New Strange Recordings Allow Us To Hear the Unseen World of Trees
Underground sounds may help save one of the largest organisms in the world.
On a hillside in Utah’s Fishlake National Forest is a tree, and if you listen very carefully, this aspen is talking to us.
This one plant actually looks like a forest of 47,000 genetically identical trees, which are effectively branches of the same organism connected by a massive root system. Each stem or ramet is a clone of the original tree, called trembling aspen (species Populus temuloides), all emanating from a single seed that sprouted over 9,000 years ago. Known as “Pando,” it is the world’s largest tree and one of the largest living organisms on the planet.
We can say the tree is talking to us thanks to the work of sound artist Jeff Rice. As artist in residence with the non-profit Friends of Pando, Rice created a body of audio work listening to and recording the innermost workings of the tree’s root system. He did this by using an array of different microphones, including stereo and ambisonic rigs for capturing soundscapes and more experimental gear like stethoscopes, contact mics, and hydrophones, which were designed for listening underwater.
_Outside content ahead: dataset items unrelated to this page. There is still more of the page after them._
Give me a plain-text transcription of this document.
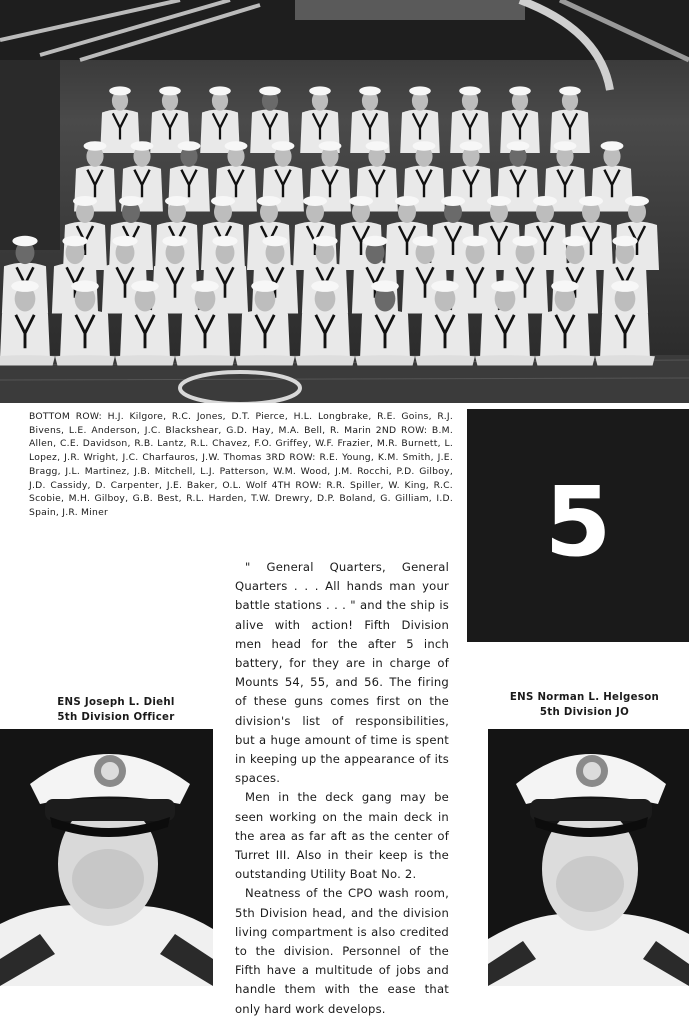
BOTTOM ROW: H.J. Kilgore, R.C. Jones, D.T. Pierce, H.L. Longbrake, R.E. Goins, R.J. Bivens, L.E. Anderson, J.C. Blackshear, G.D. Hay, M.A. Bell, R. Marin 2ND ROW: B.M. Allen, C.E. Davidson, R.B. Lantz, R.L. Chavez, F.O. Griffey, W.F. Frazier, M.R. Burnett, L. Lopez, J.R. Wright, J.C. Charfauros, J.W. Thomas 3RD ROW: R.E. Young, K.M. Smith, J.E. Bragg, J.L. Martinez, J.B. Mitchell, L.J. Patterson, W.M. Wood, J.M. Rocchi, P.D. Gilboy, J.D. Cassidy, D. Carpenter, J.E. Baker, O.L. Wolf 4TH ROW: R.R. Spiller, W. King, R.C. Scobie, M.H. Gilboy, G.B. Best, R.L. Harden, T.W. Drewry, D.P. Boland, G. Gilliam, I.D. Spain, J.R. Miner	5

" General Quarters, General Quarters . . . All hands man your battle stations . . . " and the ship is alive with action! Fifth Division men head for the after 5 inch battery, for they are in charge of Mounts 54, 55, and 56. The firing of these guns comes first on the division's list of responsibilities, but a huge amount of time is spent in keeping up the appearance of its spaces.

Men in the deck gang may be seen working on the main deck in the area as far aft as the center of Turret III. Also in their keep is the outstanding Utility Boat No. 2.

Neatness of the CPO wash room, 5th Division head, and the division living compartment is also credited to the division. Personnel of the Fifth have a multitude of jobs and handle them with the ease that only hard work develops.

ENS Joseph L. Diehl
5th Division Officer
ENS Norman L. Helgeson
5th Division JO
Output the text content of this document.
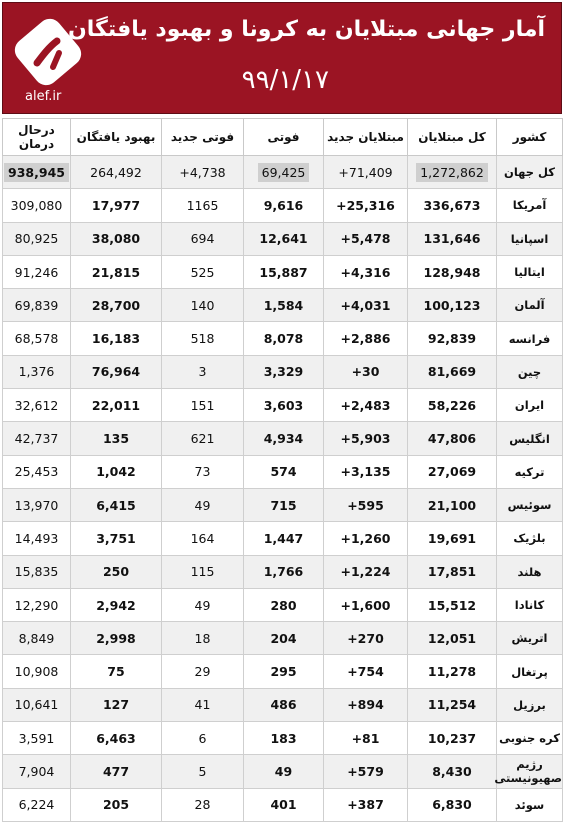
آمار جهانی مبتلایان به کرونا و بهبود یافتگان
۹۹/۱/۱۷
alef.ir
کشور	کل مبتلایان	مبتلایان جدید	فوتی	فوتی جدید	بهبود یافتگان	درحال درمان
کل جهان	1,272,862	+71,409	69,425	+4,738	264,492	938,945
آمریکا	336,673	+25,316	9,616	1165	17,977	309,080
اسپانیا	131,646	+5,478	12,641	694	38,080	80,925
ایتالیا	128,948	+4,316	15,887	525	21,815	91,246
آلمان	100,123	+4,031	1,584	140	28,700	69,839
فرانسه	92,839	+2,886	8,078	518	16,183	68,578
چین	81,669	+30	3,329	3	76,964	1,376
ایران	58,226	+2,483	3,603	151	22,011	32,612
انگلیس	47,806	+5,903	4,934	621	135	42,737
ترکیه	27,069	+3,135	574	73	1,042	25,453
سوئیس	21,100	+595	715	49	6,415	13,970
بلژیک	19,691	+1,260	1,447	164	3,751	14,493
هلند	17,851	+1,224	1,766	115	250	15,835
کانادا	15,512	+1,600	280	49	2,942	12,290
اتریش	12,051	+270	204	18	2,998	8,849
پرتغال	11,278	+754	295	29	75	10,908
برزیل	11,254	+894	486	41	127	10,641
کره جنوبی	10,237	+81	183	6	6,463	3,591
رژیم صهیونیستی	8,430	+579	49	5	477	7,904
سوئد	6,830	+387	401	28	205	6,224
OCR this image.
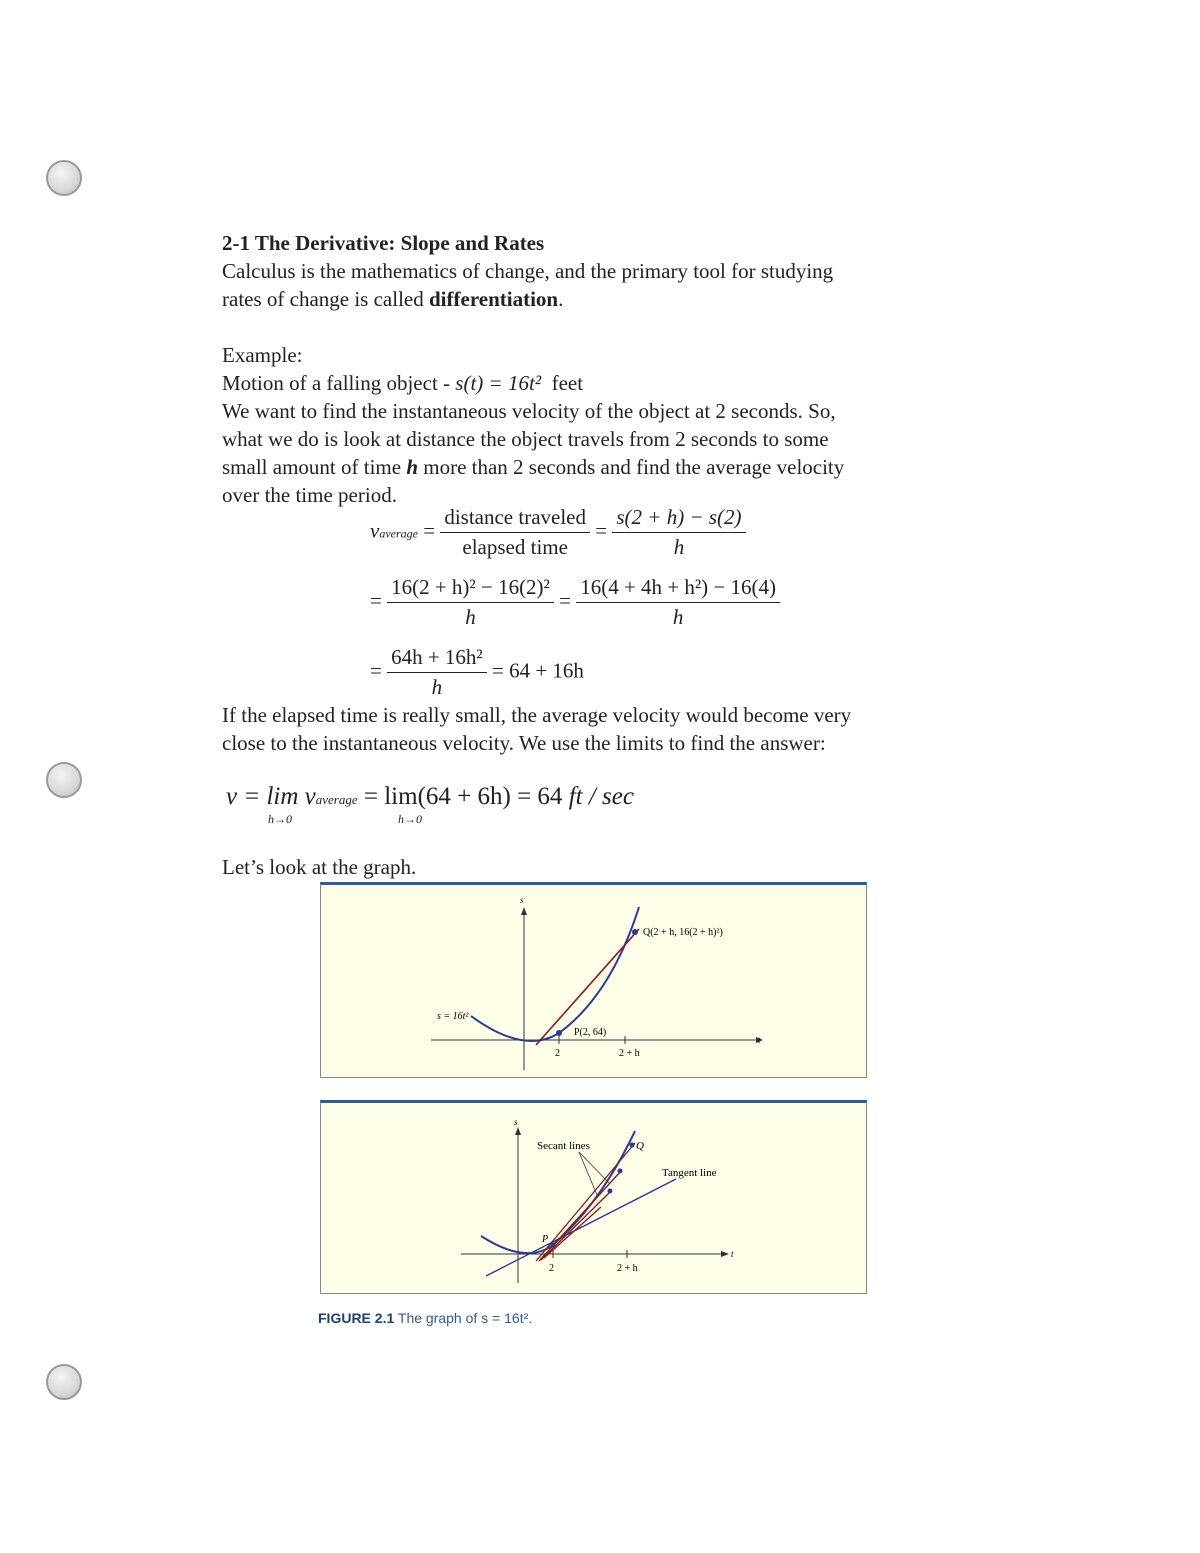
2-1 The Derivative: Slope and Rates
Calculus is the mathematics of change, and the primary tool for studying
rates of change is called differentiation.
Example:
Motion of a falling object - s(t) = 16t² feet
We want to find the instantaneous velocity of the object at 2 seconds. So,
what we do is look at distance the object travels from 2 seconds to some
small amount of time h more than 2 seconds and find the average velocity
over the time period.
vaverage = $\frac{\text{distance traveled}}{\text{elapsed time}} = \frac{s(2 + h) - s(2)}{h}$
= $\frac{\text{16(2 + h)² − 16(2)²}}{h} = \frac{\text{16(4 + 4h + h²) − 16(4)}}{h}$
= $\frac{\text{64h + 16h²}}{h} = 64 + 16h$
If the elapsed time is really small, the average velocity would become very
close to the instantaneous velocity. We use the limits to find the answer:
v = lim vaverage = lim(64 + 6h) = 64 ft / sec
h→0	h→0
Let’s look at the graph.
s
t
2	2 + h
s = 16t²
P(2, 64)
Q(2 + h, 16(2 + h)²)
s
t
2	2 + h
Secant lines
Tangent line
P
Q
FIGURE 2.1 The graph of s = 16t².
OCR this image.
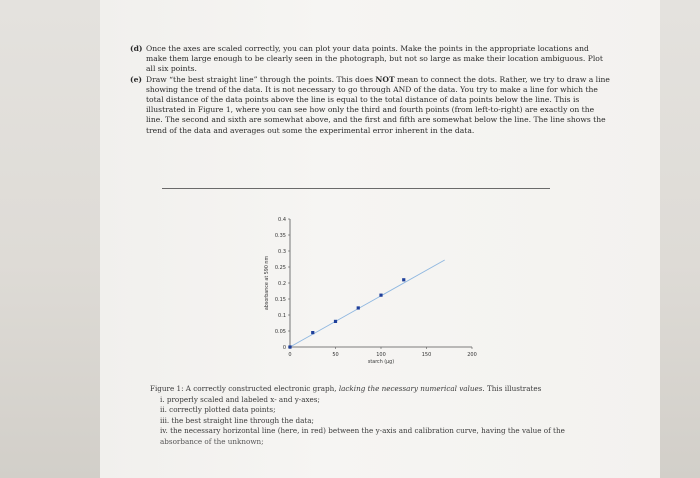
(d) Once the axes are scaled correctly, you can plot your data points. Make the points in the appropriate locations and make them large enough to be clearly seen in the photograph, but not so large as make their location ambiguous. Plot all six points.
(e) Draw “the best straight line” through the points. This does NOT mean to connect the dots. Rather, we try to draw a line showing the trend of the data. It is not necessary to go through AND of the data. You try to make a line for which the total distance of the data points above the line is equal to the total distance of data points below the line. This is illustrated in Figure 1, where you can see how only the third and fourth points (from left-to-right) are exactly on the line. The second and sixth are somewhat above, and the first and fifth are somewhat below the line. The line shows the trend of the data and averages out some the experimental error inherent in the data.
0
0.05
0.1
0.15
0.2
0.25
0.3
0.35
0.4
0	50	100	150	200
starch (µg)
absorbance at 590 nm
Figure 1: A correctly constructed electronic graph, lacking the necessary numerical values. This illustrates
i. properly scaled and labeled x- and y-axes;
ii. correctly plotted data points;
iii. the best straight line through the data;
iv. the necessary horizontal line (here, in red) between the y-axis and calibration curve, having the value of the
absorbance of the unknown;
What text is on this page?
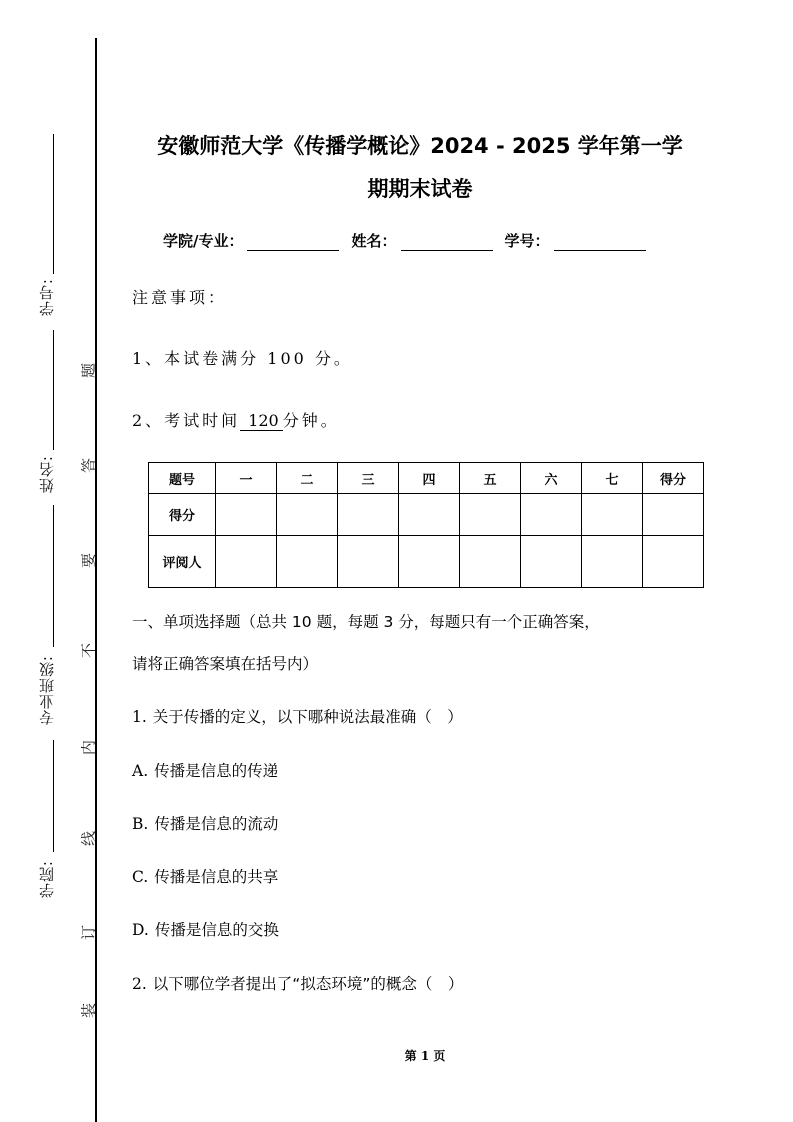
学号:
姓名:
专业班级:
学院:
题
答
要
不
内
线
订
装
安徽师范大学《传播学概论》2024 - 2025 学年第一学
期期末试卷
学院/专业：	姓名：	学号：
注意事项：
1、本试卷满分 100 分。
2、考试时间 120 分钟。
题号	一	二	三	四	五	六	七	得分
得分								
评阅人								
一、单项选择题（总共 10 题，每题 3 分，每题只有一个正确答案，
请将正确答案填在括号内）
1. 关于传播的定义，以下哪种说法最准确（　）
A. 传播是信息的传递
B. 传播是信息的流动
C. 传播是信息的共享
D. 传播是信息的交换
2. 以下哪位学者提出了“拟态环境”的概念（　）
第 1 页
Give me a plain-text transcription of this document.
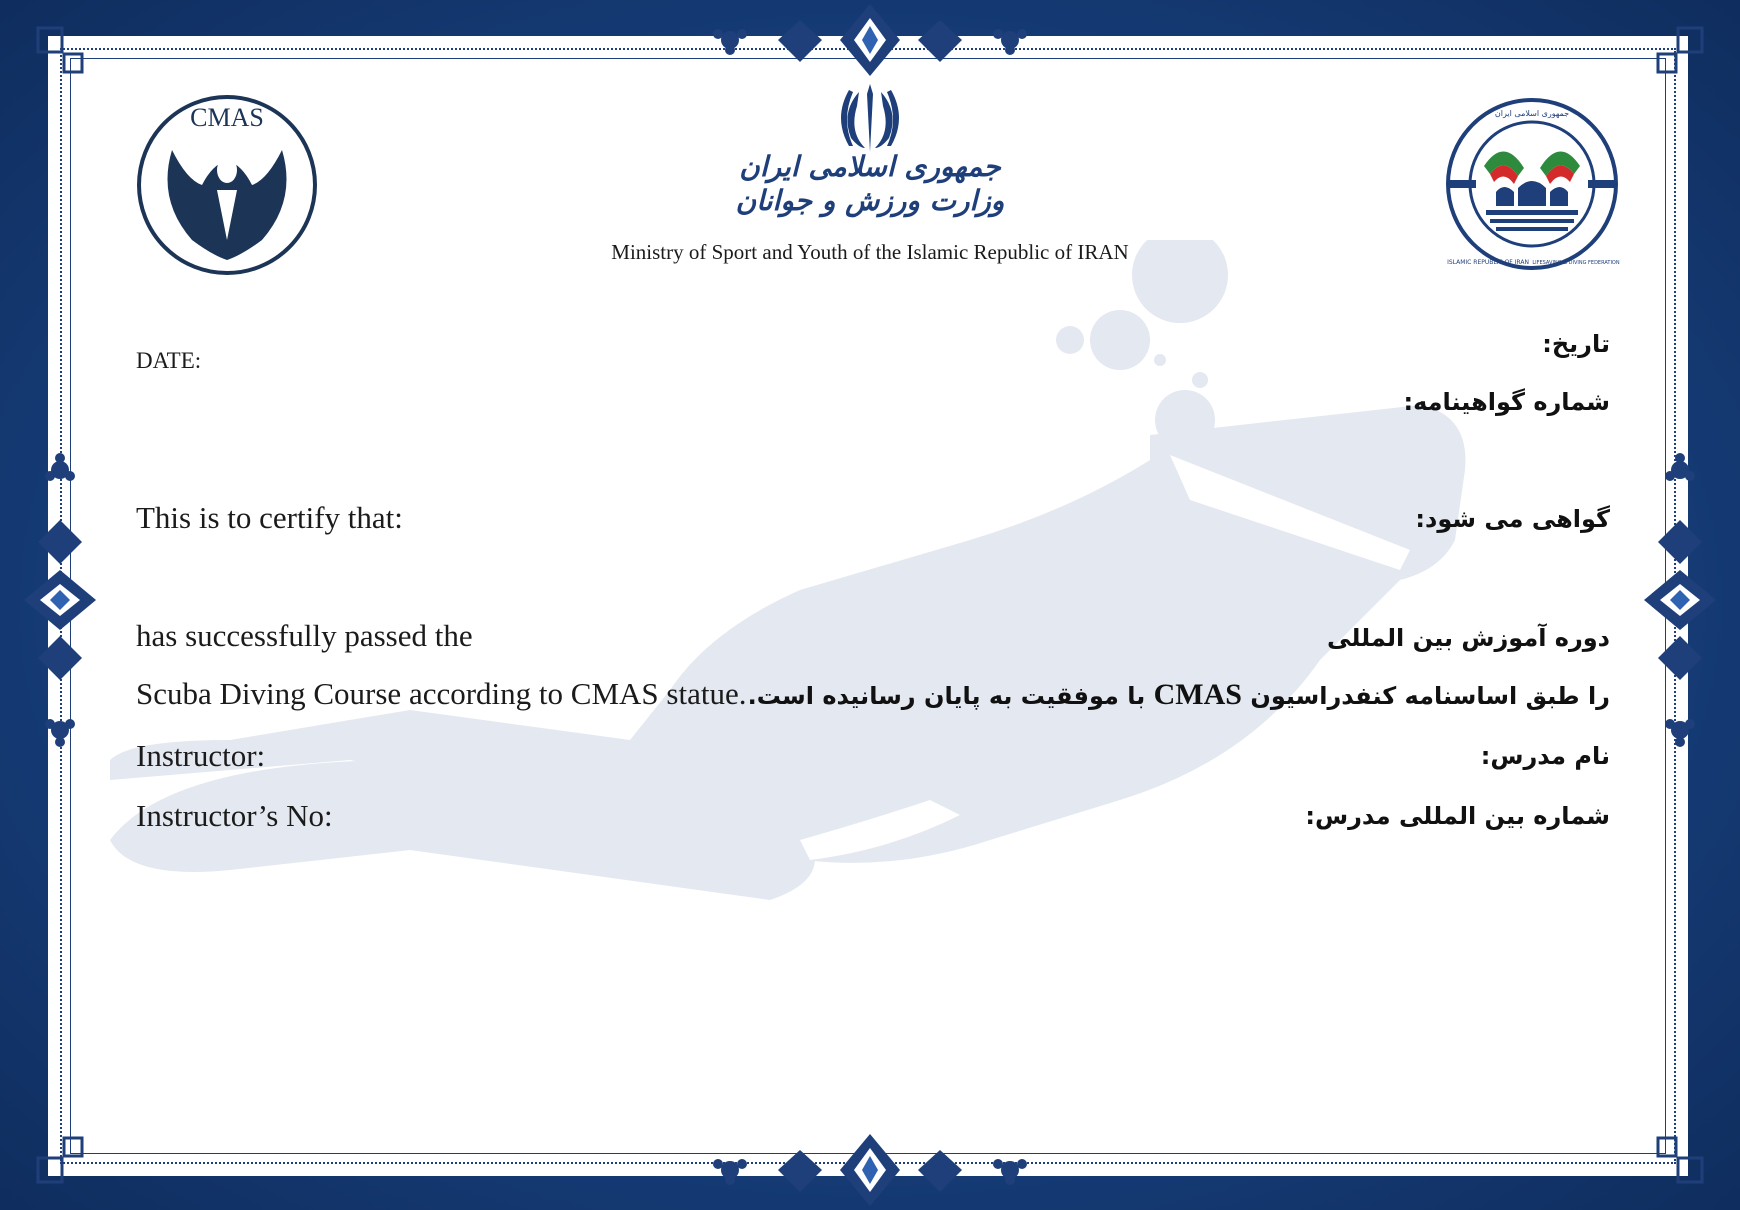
CMAS
جمهوری اسلامی ایران
وزارت ورزش و جوانان
Ministry of Sport and Youth of the Islamic Republic of IRAN
جمهوری اسلامی ایران
ISLAMIC REPUBLIC OF IRAN LIFESAVING & DIVING FEDERATION
DATE:
This is to certify that:
has successfully passed the
Scuba Diving Course according to CMAS statue.
Instructor:
Instructor’s No:
تاریخ:
شماره گواهینامه:
گواهی می شود:
دوره آموزش بین المللی
را طبق اساسنامه کنفدراسیون CMAS با موفقیت به پایان رسانیده است.
نام مدرس:
شماره بین المللی مدرس:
The result is a beautiful, otherworldly song of the forest that invites us into the hidden world of Pando. But apart from its artistic value, the recordings present scientific possibilities that can help conserve the tree.
“Can we use sound to understand the root system?” says Lance Oditt, founder and Executive Director of Friends of Pando. “Can we use sound to transmit data through the tree by sending signals through the root system at certain points and then listening for feedback throughout the tree and using that to map the root system?”
The idea that roots are connected and transmitting things like sounds—and other communications—is something biologists are now understanding better. This is true not just for a single organism like Pando that’s already connected, but for forests of unrelated trees as well.
“Trees are connected by mycelium networks,” says David George Haskell, a biologist at Sewanee: The University of the South in Tennessee and author of Sounds Wild and Broken and The Songs of Trees. “There are some studies that show they are sharing minerals and nutrients like sugars, they may be communicating.”
This type of sharing and communication helps the survival of the whole forest. “Trees are living communities, and actually human beings are as well,” he continues. “The way that you triumph in a really competitive environment is not by going it alone as a heroic individual, but it’s by working with others.”
In the case with Pando, understanding how roots can communicate may help scientists understand what the tree is dealing with and what it needs. Oditt had previously created a 360 degree photographic project to visually map Pando, and Rice’s work adds data about the unseen side of the tree. The audio archive, with meticulously recorded dates, times, and locations, can be compared to future audio recordings to track imperceptible changes in the ecosystem above and below the land.
“The root system can be used to transmit sound and then pick that up at different points throughout Pando,” says Oditt. “That will allow us to map the root system. We know that roots are mostly water, so any variations in the acoustic profile can tell us about what’s happening down there, whether there is disease or stress.”
Oditt dismisses reports that Pando is in grave danger or even dying—in fact, he is positive about the tree’s future. Pando is a highly adaptive organism that has survived avalanches, landslides, and even a drought that lasted over three hundred years. Humans have a vital role to play in its survival, and this sound recording is another step forward.
“We can protect Pando, we can restore Pando, we can tilt the hormone balance to encourage cloning,” says Oditt. “It’s an area that has been managed by humans for thousands of years. We can become Pando’s gardeners, for lack of a better word. We need to understand soil, disease, and weather. These recordings become part of the data that will allow us to do that.”